昨日、ようやく10月号を校了、魔のお盆進行をなんとか終えました。一息ついたところで全米で大ヒット中の「スーサイド・スクワッド」完成披露試写会へ。
もうハリウッドでの評判を知っている方もいるかもしれませんが、ま、突っ込みどころ満載ですが、それも含めて面白かったですよ。でも一番良かったのは、やっぱりマーゴット・ロビー演じるハーレイ・クインでしょう。彼女の快演を見るだけでも一見の価値ありです。ウィル・スミスやジャレッド・レトーも張り切っているけど、マーゴットのハマリぶりが最高。男性ファンが激増するんじゃないかな。
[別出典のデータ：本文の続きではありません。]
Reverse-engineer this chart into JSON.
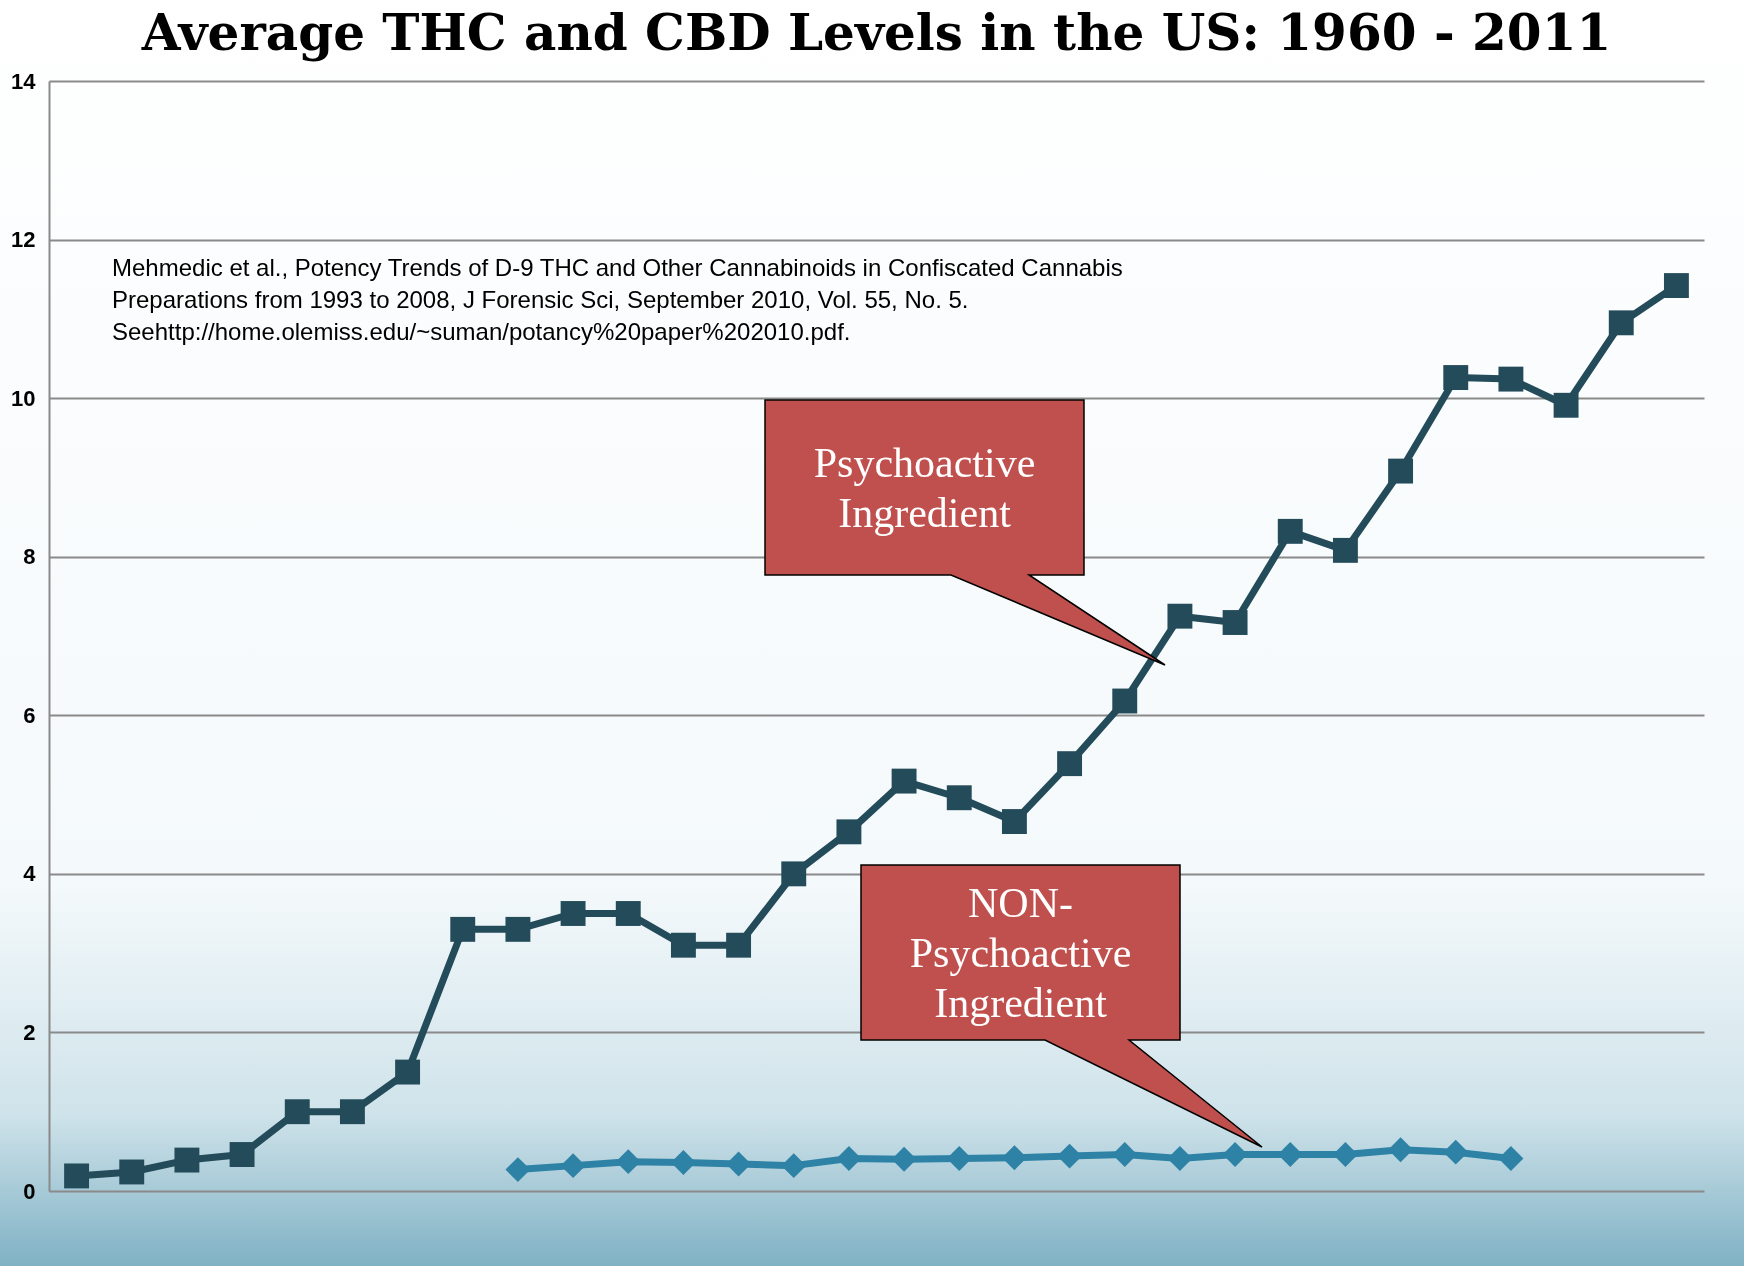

それはそうとして、まず思ったのは、これってアメコミ版「特攻大作戦」ですよね。ちょっと懐かしいけど、第二次大戦のさなか、ドイツ軍司令部を破壊するためのミッションを受け、集められた12人の囚人たちの極秘作戦を描いたロバート・オルドリッチ監督の大ヒット戦争映画。死んでも誰も何とも思わない連中が、恩赦を餌に集められたものの、男の意地をかけて作戦を遂行するこの映画、大ヒットを受けて、日本でも同じような内容の東映映画「ごろつき部隊」がすぐに製作されたりしたもんです。
大きな枠組みで言えば、まさに「特攻大作戦」の囚人たちが、やはり獄中に囚われていたアメコミの悪役たちに変わったような感じで、ノリは嫌いじゃないんですよ。ただ敵役がなあ……
でも見終ったあと、うちの編集者たちと話がはずんだので、いろいろ見どころは多いです。ぜひ日本でもヒットしてくれますように。